No código civil, a socioafetividade está presente no art.1.593 que dispõe que: “O parentesco é natural ou civil, conforme resulte de consanguinidade ou outra origem” sendo assim, possível a paternidade através do afeto. Assim sendo, onde não há laços sanguíneos. Posto isto, é uma forma de parentesco civil baseado no estado de posse de filho não sendo necessária a relação consanguínea.
A família passou por algumas transformações ao longo do tempo, de acordo com Maria Berenice Dias: "Deixando de ser unidade de caráter econômico, social e religioso para se afirmar fundamentalmente como grupo de afetividade e companheirismo, imprimiram considerável reforço ao esvaziamento biológico da paternidade” A filiação socioafetiva, segundo Maria Berenice Dias (2011, p. 46): “É definida quando se está presente o que se chama de posse de estado de filho: é reconhecido como filho de quem sempre considerou seu pai”.

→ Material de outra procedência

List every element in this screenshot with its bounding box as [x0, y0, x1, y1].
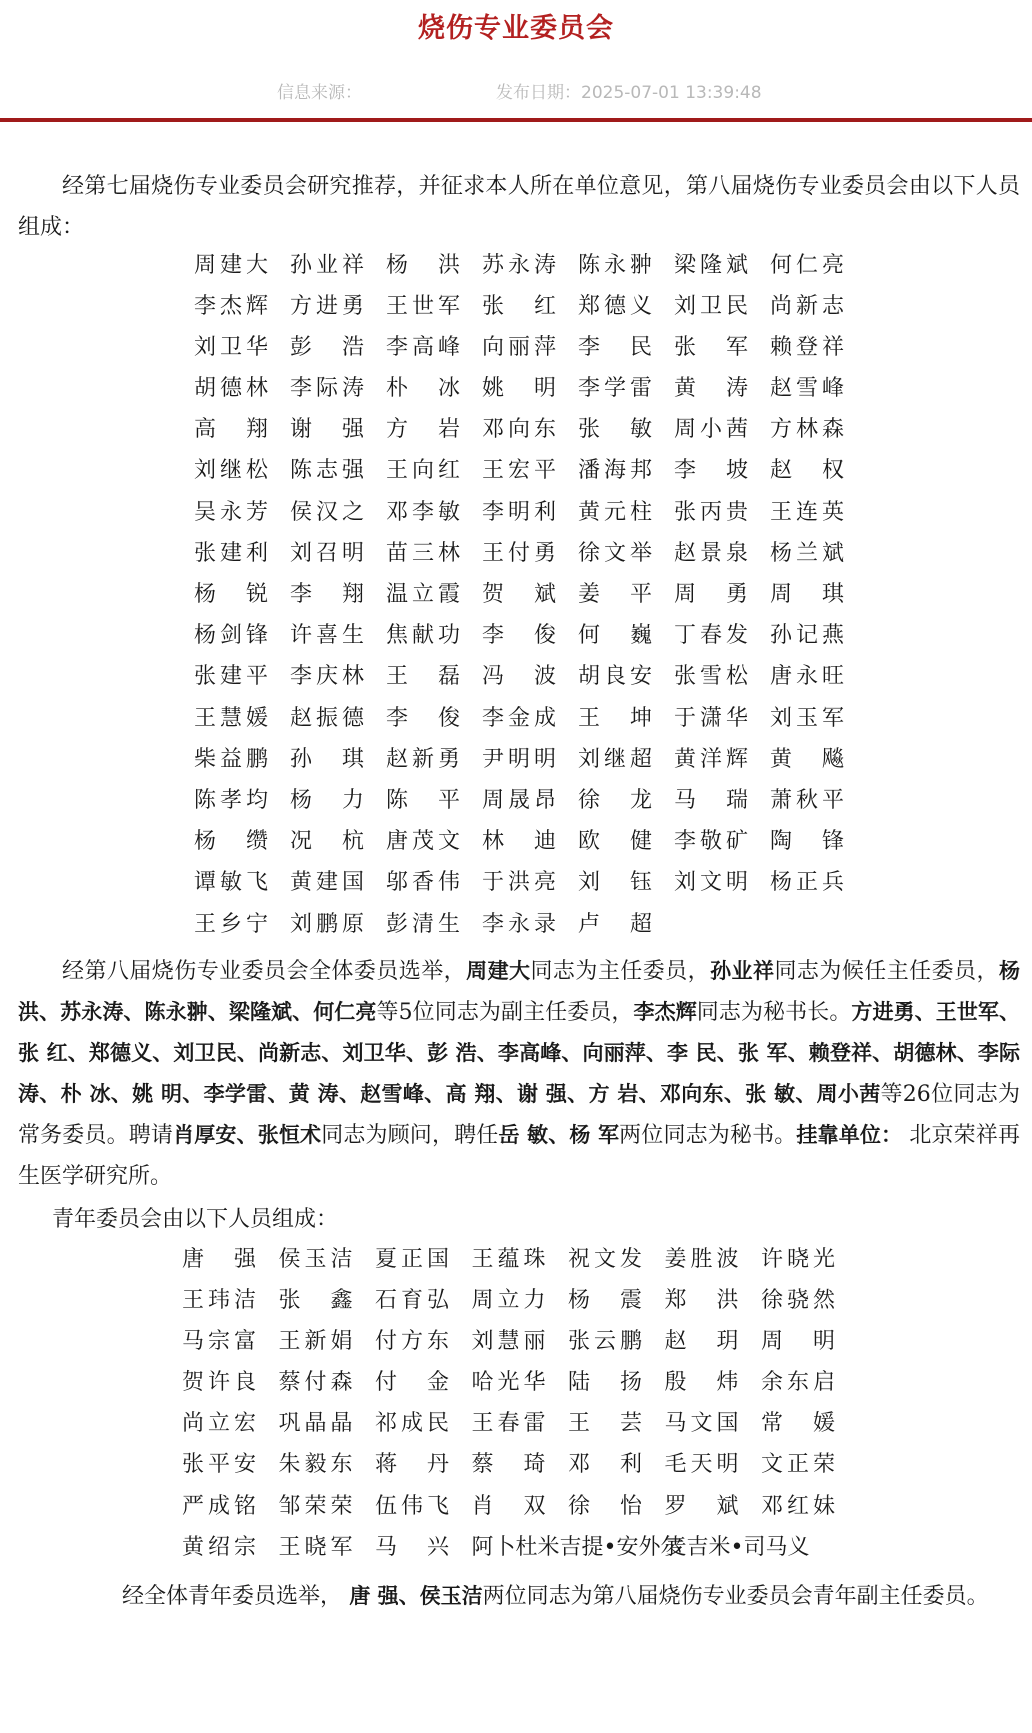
member-name: 温 立 霞	[386, 582, 460, 607]
member-name: 李 际 涛	[290, 376, 364, 402]
member-name: 刘 卫 华	[194, 334, 268, 360]
standing-member-names: 方进勇、王世军、张 红、郑德义、刘卫民、尚新志、刘卫华、彭 浩、李高峰、向丽萍、李 民、张 军、赖登祥、胡德林、李际涛、朴 冰、姚 明、李学雷、黄 涛、赵雪峰、高 翔、谢 强、方 岩、邓向东、张 敏、周小茜	[18, 1000, 1021, 1106]
youth-member-name: 马 兴	[375, 1534, 449, 1560]
member-name: 陈 平	[386, 787, 460, 813]
member-name: 赵 雪 峰	[770, 376, 844, 402]
member-name: 张 红	[482, 293, 556, 319]
member-name: 孙 琪	[290, 746, 364, 772]
member-name: 刘 卫 民	[674, 293, 748, 319]
header-divider	[0, 118, 1032, 122]
chair-candidate-name: 孙业祥	[710, 959, 775, 983]
member-name: 周 勇	[674, 582, 748, 607]
youth-member-name: 朱 毅 东	[278, 1452, 353, 1478]
member-name: 黄 建 国	[290, 870, 364, 896]
member-name: 张 建 利	[194, 540, 268, 566]
member-name: 王 世 军	[386, 293, 460, 319]
youth-member-name: 伍 伟 飞	[375, 1493, 449, 1519]
youth-member-name: 郑 洪	[664, 1287, 739, 1313]
vice-chair-names: 杨 洪、苏永涛、陈永翀、梁隆斌、何仁亮	[18, 959, 1020, 1024]
member-name: 黄 飚	[770, 746, 844, 772]
member-name: 李 翔	[290, 582, 364, 607]
member-name: 杨 洪	[386, 252, 460, 278]
youth-member-name: 蔡 付 森	[278, 1370, 353, 1396]
member-name: 刘 鹏 原	[290, 911, 364, 937]
member-name: 杨 锐	[194, 582, 268, 607]
member-name: 况 杭	[290, 829, 364, 855]
member-name: 许 喜 生	[290, 623, 364, 649]
youth-member-name: 祁 成 民	[375, 1411, 449, 1437]
member-name: 柴 益 鹏	[194, 746, 268, 772]
member-name: 何 仁 亮	[770, 252, 844, 278]
youth-member-name: 王 春 雷	[471, 1411, 546, 1437]
member-name: 张 建 平	[194, 664, 268, 690]
youth-election-text: 两位同志为第八届烧伤专业委员会青年副主任委员。	[482, 1584, 989, 1609]
election-text: 两位同志为秘书。	[619, 1123, 797, 1148]
youth-member-name: 侯 玉 洁	[278, 1246, 353, 1272]
member-name: 杨 缵	[194, 829, 268, 855]
member-name: 吴 永 芳	[194, 499, 268, 525]
youth-member-name: 夏 正 国	[375, 1246, 449, 1272]
youth-member-name: 麦吉米•司马义	[664, 1534, 810, 1560]
member-name: 贺 斌	[482, 582, 556, 607]
youth-member-name: 张 平 安	[182, 1452, 256, 1478]
member-name: 张 军	[674, 334, 748, 360]
member-name: 杨 力	[290, 787, 364, 813]
member-name: 孙 业 祥	[290, 252, 364, 278]
youth-member-name: 付 方 东	[375, 1328, 449, 1354]
youth-election-paragraph	[18, 1576, 1020, 1617]
member-name: 王 宏 平	[482, 458, 556, 484]
election-text: 同志为候任主任委员，	[774, 959, 999, 984]
youth-member-name: 张 鑫	[278, 1287, 353, 1313]
youth-member-name: 唐 强	[182, 1246, 256, 1272]
youth-member-name: 张 云 鹏	[568, 1328, 642, 1354]
member-name: 唐 永 旺	[770, 664, 844, 690]
youth-member-name: 姜 胜 波	[664, 1246, 739, 1272]
youth-member-name: 许 晓 光	[761, 1246, 835, 1272]
youth-member-name: 周 明	[761, 1328, 835, 1354]
member-name: 周 建 大	[194, 252, 268, 278]
member-name: 周 小 茜	[674, 417, 748, 443]
member-name: 尚 新 志	[770, 293, 844, 319]
member-name: 李 俊	[386, 705, 460, 731]
member-name: 朴 冰	[386, 376, 460, 402]
member-name: 刘 召 明	[290, 540, 364, 566]
youth-member-name: 王 玮 洁	[182, 1287, 256, 1313]
secretary-names: 岳 敏、杨 军	[498, 1123, 620, 1147]
member-name: 潘 海 邦	[578, 458, 652, 484]
member-name: 邬 香 伟	[386, 870, 460, 896]
member-name: 王 坤	[578, 705, 652, 731]
member-name: 李 杰 辉	[194, 293, 268, 319]
member-name: 方 进 勇	[290, 293, 364, 319]
election-text: 同志为秘书长。	[696, 1000, 852, 1025]
youth-member-name: 周 立 力	[471, 1287, 546, 1313]
host-unit-name: 北京荣祥再生医学研究所。	[18, 1123, 1020, 1189]
member-name: 陈 孝 均	[194, 787, 268, 813]
member-name: 姚 明	[482, 376, 556, 402]
youth-member-name: 常 媛	[761, 1411, 835, 1437]
member-name: 胡 德 林	[194, 376, 268, 402]
member-name: 李 庆 林	[290, 664, 364, 690]
youth-election-text: 经全体青年委员选举，	[122, 1584, 343, 1609]
member-name: 王 连 英	[770, 499, 844, 525]
advisor-names: 肖厚安、张恒术	[173, 1123, 322, 1147]
member-name: 卢 超	[578, 911, 652, 937]
publish-date: 发布日期：2025-07-01 13:39:48	[496, 83, 762, 103]
member-name: 黄 元 柱	[578, 499, 652, 525]
youth-member-name: 罗 斌	[664, 1493, 739, 1519]
youth-member-name: 邓 利	[568, 1452, 642, 1478]
youth-member-name: 肖 双	[471, 1493, 546, 1519]
youth-member-name: 徐 怡	[568, 1493, 642, 1519]
member-name: 张 丙 贵	[674, 499, 748, 525]
youth-vice-chair-names: 唐 强、侯玉洁	[342, 1584, 483, 1608]
member-name: 黄 洋 辉	[674, 746, 748, 772]
youth-member-name: 陆 扬	[568, 1370, 642, 1396]
member-name: 赵 新 勇	[386, 746, 460, 772]
member-name: 欧 健	[578, 829, 652, 855]
member-name: 苏 永 涛	[482, 252, 556, 278]
member-name: 刘 继 松	[194, 458, 268, 484]
member-name: 赵 权	[770, 458, 844, 484]
member-name: 李 高 峰	[386, 334, 460, 360]
intro-paragraph: 经第七届烧伤专业委员会研究推荐，并征求本人所在单位意见，第八届烧伤专业委员会由以下人员组成：	[18, 174, 1020, 240]
page-title: 烧伤专业委员会	[418, 13, 614, 44]
member-name: 陈 志 强	[290, 458, 364, 484]
member-name: 方 岩	[386, 417, 460, 443]
youth-member-name: 巩 晶 晶	[278, 1411, 353, 1437]
member-name: 赖 登 祥	[770, 334, 844, 360]
member-name: 张 雪 松	[674, 664, 748, 690]
election-text: 等26位同志为常务委员。聘请	[18, 1082, 1020, 1148]
member-name: 周 晟 昂	[482, 787, 556, 813]
member-name: 王 慧 媛	[194, 705, 268, 731]
member-name: 陶 锋	[770, 829, 844, 855]
youth-member-name: 马 文 国	[664, 1411, 739, 1437]
member-name: 徐 文 举	[578, 540, 652, 566]
youth-member-name: 赵 玥	[664, 1328, 739, 1354]
member-name: 邓 李 敏	[386, 499, 460, 525]
member-name: 于 潇 华	[674, 705, 748, 731]
member-name: 方 林 森	[770, 417, 844, 443]
youth-intro: 青年委员会由以下人员组成：	[52, 1207, 339, 1232]
youth-member-name: 阿卜杜米吉提•安外尔	[471, 1534, 683, 1560]
host-unit-label: 挂靠单位：	[796, 1123, 903, 1147]
youth-member-name: 余 东 启	[761, 1370, 835, 1396]
member-list	[194, 248, 866, 948]
member-name: 林 迪	[482, 829, 556, 855]
member-name: 高 翔	[194, 417, 268, 443]
election-text: 同志为顾问，聘任	[321, 1123, 499, 1148]
member-name: 丁 春 发	[674, 623, 748, 649]
member-name: 赵 振 德	[290, 705, 364, 731]
member-name: 杨 正 兵	[770, 870, 844, 896]
member-name: 李 明 利	[482, 499, 556, 525]
member-name: 谢 强	[290, 417, 364, 443]
youth-member-name: 严 成 铭	[182, 1493, 256, 1519]
member-name: 苗 三 林	[386, 540, 460, 566]
member-name: 陈 永 翀	[578, 252, 652, 278]
youth-member-name: 徐 骁 然	[761, 1287, 835, 1313]
member-name: 赵 景 泉	[674, 540, 748, 566]
member-name: 姜 平	[578, 582, 652, 607]
youth-member-name: 蒋 丹	[375, 1452, 449, 1478]
info-source: 信息来源：	[277, 83, 362, 103]
member-name: 孙 记 燕	[770, 623, 844, 649]
member-name: 李 学 雷	[578, 376, 652, 402]
member-name: 邓 向 东	[482, 417, 556, 443]
youth-member-list	[182, 1242, 858, 1572]
election-text: 经第八届烧伤专业委员会全体委员选举，	[62, 959, 467, 984]
youth-member-name: 文 正 荣	[761, 1452, 835, 1478]
member-name: 彭 浩	[290, 334, 364, 360]
member-name: 周 琪	[770, 582, 844, 607]
member-name: 杨 兰 斌	[770, 540, 844, 566]
youth-member-name: 王 蕴 珠	[471, 1246, 546, 1272]
member-name: 刘 玉 军	[770, 705, 844, 731]
youth-member-name: 尚 立 宏	[182, 1411, 256, 1437]
member-name: 杨 剑 锋	[194, 623, 268, 649]
member-name: 徐 龙	[578, 787, 652, 813]
youth-member-name: 石 育 弘	[375, 1287, 449, 1313]
member-name: 张 敏	[578, 417, 652, 443]
chair-name: 周建大	[466, 959, 531, 983]
youth-member-name: 殷 炜	[664, 1370, 739, 1396]
member-name: 李 敬 矿	[674, 829, 748, 855]
member-name: 唐 茂 文	[386, 829, 460, 855]
member-name: 马 瑞	[674, 787, 748, 813]
youth-member-name: 付 金	[375, 1370, 449, 1396]
member-name: 萧 秋 平	[770, 787, 844, 813]
youth-member-name: 邓 红 妹	[761, 1493, 835, 1519]
member-name: 李 民	[578, 334, 652, 360]
member-name: 刘 钰	[578, 870, 652, 896]
election-paragraph	[18, 951, 1020, 1197]
youth-member-name: 马 宗 富	[182, 1328, 256, 1354]
member-name: 王 乡 宁	[194, 911, 268, 937]
member-name: 侯 汉 之	[290, 499, 364, 525]
member-name: 黄 涛	[674, 376, 748, 402]
member-name: 胡 良 安	[578, 664, 652, 690]
youth-member-name: 毛 天 明	[664, 1452, 739, 1478]
youth-member-name: 祝 文 发	[568, 1246, 642, 1272]
member-name: 何 巍	[578, 623, 652, 649]
youth-member-name: 蔡 琦	[471, 1452, 546, 1478]
youth-member-name: 刘 慧 丽	[471, 1328, 546, 1354]
member-name: 冯 波	[482, 664, 556, 690]
member-name: 李 坡	[674, 458, 748, 484]
youth-member-name: 杨 震	[568, 1287, 642, 1313]
member-name: 郑 德 义	[578, 293, 652, 319]
youth-member-name: 王 晓 军	[278, 1534, 353, 1560]
member-name: 于 洪 亮	[482, 870, 556, 896]
member-name: 尹 明 明	[482, 746, 556, 772]
election-text: 等5位同志为副主任委员，	[376, 1000, 634, 1025]
member-name: 梁 隆 斌	[674, 252, 748, 278]
member-name: 彭 清 生	[386, 911, 460, 937]
youth-member-name: 贺 许 良	[182, 1370, 256, 1396]
youth-member-name: 王 芸	[568, 1411, 642, 1437]
member-name: 谭 敏 飞	[194, 870, 268, 896]
member-name: 李 俊	[482, 623, 556, 649]
secretary-general-name: 李杰辉	[633, 1000, 697, 1024]
member-name: 焦 献 功	[386, 623, 460, 649]
youth-member-name: 黄 绍 宗	[182, 1534, 256, 1560]
member-name: 刘 继 超	[578, 746, 652, 772]
youth-member-name: 邹 荣 荣	[278, 1493, 353, 1519]
member-name: 李 金 成	[482, 705, 556, 731]
member-name: 王 付 勇	[482, 540, 556, 566]
election-text: 同志为主任委员，	[530, 959, 711, 984]
member-name: 王 向 红	[386, 458, 460, 484]
member-name: 向 丽 萍	[482, 334, 556, 360]
youth-member-name: 王 新 娟	[278, 1328, 353, 1354]
youth-member-name: 哈 光 华	[471, 1370, 546, 1396]
member-name: 王 磊	[386, 664, 460, 690]
member-name: 刘 文 明	[674, 870, 748, 896]
member-name: 李 永 录	[482, 911, 556, 937]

Segundo Paulo Lobo a relação de paternidade não depende mais da exclusiva relação biológica entre pai e filho:
“O ponto essencial é que a relação de paternidade não depende mais da exclusiva relação biológica entre pai e filho. Toda paternidade é necessariamente socioafetiva, podendo ter origem biológica ou não-biológica” (LOBO, 2006, P, 1.).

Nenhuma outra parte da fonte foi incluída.